Why Doctors Used to Say No
In the early 1970s, an IUD called the Dalkon Shield caused severe and sometimes fatal infections in some women who used it. Over 100,000 women in Australia were fitted with the device, and it continued to be used into the 1980s, even after it had been withdrawn from the US market. Today's IUDs use a different, safer design, and all medical devices now have to be TGA-approved before they can be sold. That means the Dalkon Shield is a tragic but closed chapter in reproductive health history, not a cautionary tale with relevance today.
The Dalkon Shield left women, and their providers, skittish about IUDs in general, and it's taken time for that stigma to wear off. Because of that, many doctors weighed risks too heavily against benefits, even as research came out saying that IUDs are safe for most women.
The IUDs' makers were also cautious at first. Back in 1988 in the US, the Paragard copper IUD's package insert included a "recommended patient profile" that said the ideal patients are women who have had at least one child, and are in a stable monogamous relationship. The Mirena hormonal IUD was introduced in 2000, and said the same thing.
You Have Better Options Today
Women in Australia have their choice of either a copper or a hormonal IUD, whether they have had children before or not:
- Copper IUDs last five or ten years, depending upon the model you get. It is inserted by a specially-trained doctor and is not covered by the PBS, so it will cost about $150.
- Mirena is the only hormone-releasing IUD available in Australia, and can be prescribed to and inserted in all women by a specially-trained doctor. It is covered by the PBS and will run you around $35, and lasts around five years.
- Women with Wilson's disease (a disorder of copper metabolism) can't have a copper IUD, but they can have a Mirena
- Women with a progesterone sensitive breast cancer can't get the Mirena IUD, but they can have a copper IUD
- Women who have fibroids distorting the inside of the uterus or a uterine septum typically can't get an IUD (this is a fit issue)
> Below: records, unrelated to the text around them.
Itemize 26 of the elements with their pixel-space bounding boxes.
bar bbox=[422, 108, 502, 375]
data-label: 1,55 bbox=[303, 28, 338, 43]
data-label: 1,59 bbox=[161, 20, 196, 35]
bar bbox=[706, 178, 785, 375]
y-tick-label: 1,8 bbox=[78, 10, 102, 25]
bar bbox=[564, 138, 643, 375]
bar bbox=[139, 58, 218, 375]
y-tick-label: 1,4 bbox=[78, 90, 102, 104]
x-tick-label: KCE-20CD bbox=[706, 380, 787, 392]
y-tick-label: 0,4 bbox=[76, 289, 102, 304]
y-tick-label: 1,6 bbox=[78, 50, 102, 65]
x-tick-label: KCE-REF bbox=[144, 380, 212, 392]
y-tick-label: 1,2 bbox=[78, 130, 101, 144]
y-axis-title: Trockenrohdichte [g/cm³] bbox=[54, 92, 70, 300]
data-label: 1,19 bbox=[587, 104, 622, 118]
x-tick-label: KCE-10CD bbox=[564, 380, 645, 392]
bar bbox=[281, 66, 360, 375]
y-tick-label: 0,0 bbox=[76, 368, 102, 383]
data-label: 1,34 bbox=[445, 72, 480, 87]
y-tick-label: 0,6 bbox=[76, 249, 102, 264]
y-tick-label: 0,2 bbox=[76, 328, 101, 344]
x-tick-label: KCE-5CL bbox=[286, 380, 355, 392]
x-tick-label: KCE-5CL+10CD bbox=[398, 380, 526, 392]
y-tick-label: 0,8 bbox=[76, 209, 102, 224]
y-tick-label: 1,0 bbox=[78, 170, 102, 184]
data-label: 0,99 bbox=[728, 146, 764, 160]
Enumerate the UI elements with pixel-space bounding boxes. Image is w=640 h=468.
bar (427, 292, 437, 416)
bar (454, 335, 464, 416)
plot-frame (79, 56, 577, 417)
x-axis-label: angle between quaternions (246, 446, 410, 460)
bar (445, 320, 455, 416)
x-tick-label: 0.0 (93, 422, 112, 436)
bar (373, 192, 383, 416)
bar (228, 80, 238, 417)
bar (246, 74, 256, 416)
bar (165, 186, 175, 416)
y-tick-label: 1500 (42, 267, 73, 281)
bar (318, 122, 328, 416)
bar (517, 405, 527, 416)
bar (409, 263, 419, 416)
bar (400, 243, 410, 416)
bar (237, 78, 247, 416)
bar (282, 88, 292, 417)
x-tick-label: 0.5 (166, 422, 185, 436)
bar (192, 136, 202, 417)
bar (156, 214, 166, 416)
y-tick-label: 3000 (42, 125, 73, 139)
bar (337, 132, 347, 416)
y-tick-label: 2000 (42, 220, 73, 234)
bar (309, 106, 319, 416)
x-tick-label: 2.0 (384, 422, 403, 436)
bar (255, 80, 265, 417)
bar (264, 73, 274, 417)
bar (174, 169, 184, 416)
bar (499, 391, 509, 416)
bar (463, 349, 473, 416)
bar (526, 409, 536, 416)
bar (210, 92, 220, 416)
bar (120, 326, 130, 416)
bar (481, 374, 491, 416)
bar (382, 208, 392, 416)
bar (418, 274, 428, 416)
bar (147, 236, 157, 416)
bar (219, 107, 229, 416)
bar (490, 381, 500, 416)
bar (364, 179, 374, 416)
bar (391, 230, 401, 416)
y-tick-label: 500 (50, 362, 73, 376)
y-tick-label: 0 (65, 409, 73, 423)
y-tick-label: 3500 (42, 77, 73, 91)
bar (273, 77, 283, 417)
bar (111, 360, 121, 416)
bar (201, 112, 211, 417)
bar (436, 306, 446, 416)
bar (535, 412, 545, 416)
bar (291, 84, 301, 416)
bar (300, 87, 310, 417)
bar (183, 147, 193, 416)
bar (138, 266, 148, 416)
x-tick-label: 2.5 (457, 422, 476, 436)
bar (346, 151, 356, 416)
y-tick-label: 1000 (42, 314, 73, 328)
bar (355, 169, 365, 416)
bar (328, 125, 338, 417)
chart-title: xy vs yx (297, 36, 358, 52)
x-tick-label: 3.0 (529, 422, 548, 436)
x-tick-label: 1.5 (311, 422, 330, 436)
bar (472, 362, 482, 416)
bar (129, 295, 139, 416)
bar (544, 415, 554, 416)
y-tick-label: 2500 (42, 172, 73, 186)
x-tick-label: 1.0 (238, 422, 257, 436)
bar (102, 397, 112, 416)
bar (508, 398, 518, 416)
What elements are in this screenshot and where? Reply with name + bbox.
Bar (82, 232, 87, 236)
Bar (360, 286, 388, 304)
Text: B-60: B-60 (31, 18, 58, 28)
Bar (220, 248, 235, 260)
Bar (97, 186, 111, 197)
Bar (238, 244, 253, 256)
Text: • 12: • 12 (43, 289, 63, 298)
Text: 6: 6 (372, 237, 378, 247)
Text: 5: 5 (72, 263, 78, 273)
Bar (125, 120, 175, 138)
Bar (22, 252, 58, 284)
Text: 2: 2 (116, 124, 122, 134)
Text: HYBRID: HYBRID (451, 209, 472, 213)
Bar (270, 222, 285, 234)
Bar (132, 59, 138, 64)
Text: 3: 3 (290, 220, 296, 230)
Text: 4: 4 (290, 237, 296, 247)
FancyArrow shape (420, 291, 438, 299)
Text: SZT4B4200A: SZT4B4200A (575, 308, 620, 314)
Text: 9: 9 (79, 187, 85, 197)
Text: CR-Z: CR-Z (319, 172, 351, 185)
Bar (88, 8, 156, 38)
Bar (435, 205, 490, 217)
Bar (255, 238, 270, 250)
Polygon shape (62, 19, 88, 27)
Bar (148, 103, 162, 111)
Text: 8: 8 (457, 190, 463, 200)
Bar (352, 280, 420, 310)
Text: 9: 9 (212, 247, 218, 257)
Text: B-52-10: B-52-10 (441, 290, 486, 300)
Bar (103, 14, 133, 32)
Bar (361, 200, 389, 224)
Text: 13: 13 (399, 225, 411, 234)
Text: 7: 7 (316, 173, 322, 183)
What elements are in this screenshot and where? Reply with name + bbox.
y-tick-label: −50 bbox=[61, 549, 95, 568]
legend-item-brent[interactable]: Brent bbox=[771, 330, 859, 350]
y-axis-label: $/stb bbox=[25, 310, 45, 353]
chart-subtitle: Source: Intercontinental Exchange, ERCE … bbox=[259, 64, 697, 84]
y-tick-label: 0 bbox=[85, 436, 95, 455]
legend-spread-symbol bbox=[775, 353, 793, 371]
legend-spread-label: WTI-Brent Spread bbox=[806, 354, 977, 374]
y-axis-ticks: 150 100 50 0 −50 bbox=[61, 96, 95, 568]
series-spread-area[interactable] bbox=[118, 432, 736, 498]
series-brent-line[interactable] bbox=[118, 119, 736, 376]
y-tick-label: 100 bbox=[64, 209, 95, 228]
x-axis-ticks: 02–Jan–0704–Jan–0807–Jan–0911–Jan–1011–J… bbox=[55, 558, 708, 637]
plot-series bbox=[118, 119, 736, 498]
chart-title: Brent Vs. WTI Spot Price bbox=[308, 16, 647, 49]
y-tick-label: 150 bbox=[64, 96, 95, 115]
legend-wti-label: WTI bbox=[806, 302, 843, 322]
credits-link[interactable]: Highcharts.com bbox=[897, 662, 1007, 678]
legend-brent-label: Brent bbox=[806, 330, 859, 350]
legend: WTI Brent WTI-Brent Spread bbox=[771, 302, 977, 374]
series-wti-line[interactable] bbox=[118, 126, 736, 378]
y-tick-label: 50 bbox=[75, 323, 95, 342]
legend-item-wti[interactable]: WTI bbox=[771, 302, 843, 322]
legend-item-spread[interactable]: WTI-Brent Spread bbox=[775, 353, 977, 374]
- Women who have a uterus that is too small or too big for an IUD (you find out this when the doctor or nurse practitioner checks the uterus right before insertion) also can't get one. In my experience this is pretty uncommon, maybe 1% of the time.
There's also, anecdotally, a difference in how women experience insertion. If you've never had children, the opening in your cervix is small and insertion may be painful — some say extremely so. For women who've already had kids, insertion usually isn't painful at all, or only mildly.
No doctor today should be refusing you an IUD based just on whether or not you've had kids. If they do, call around (or ask a friend where she got hers) because IUD-friendly docs are out there, and they are the majority.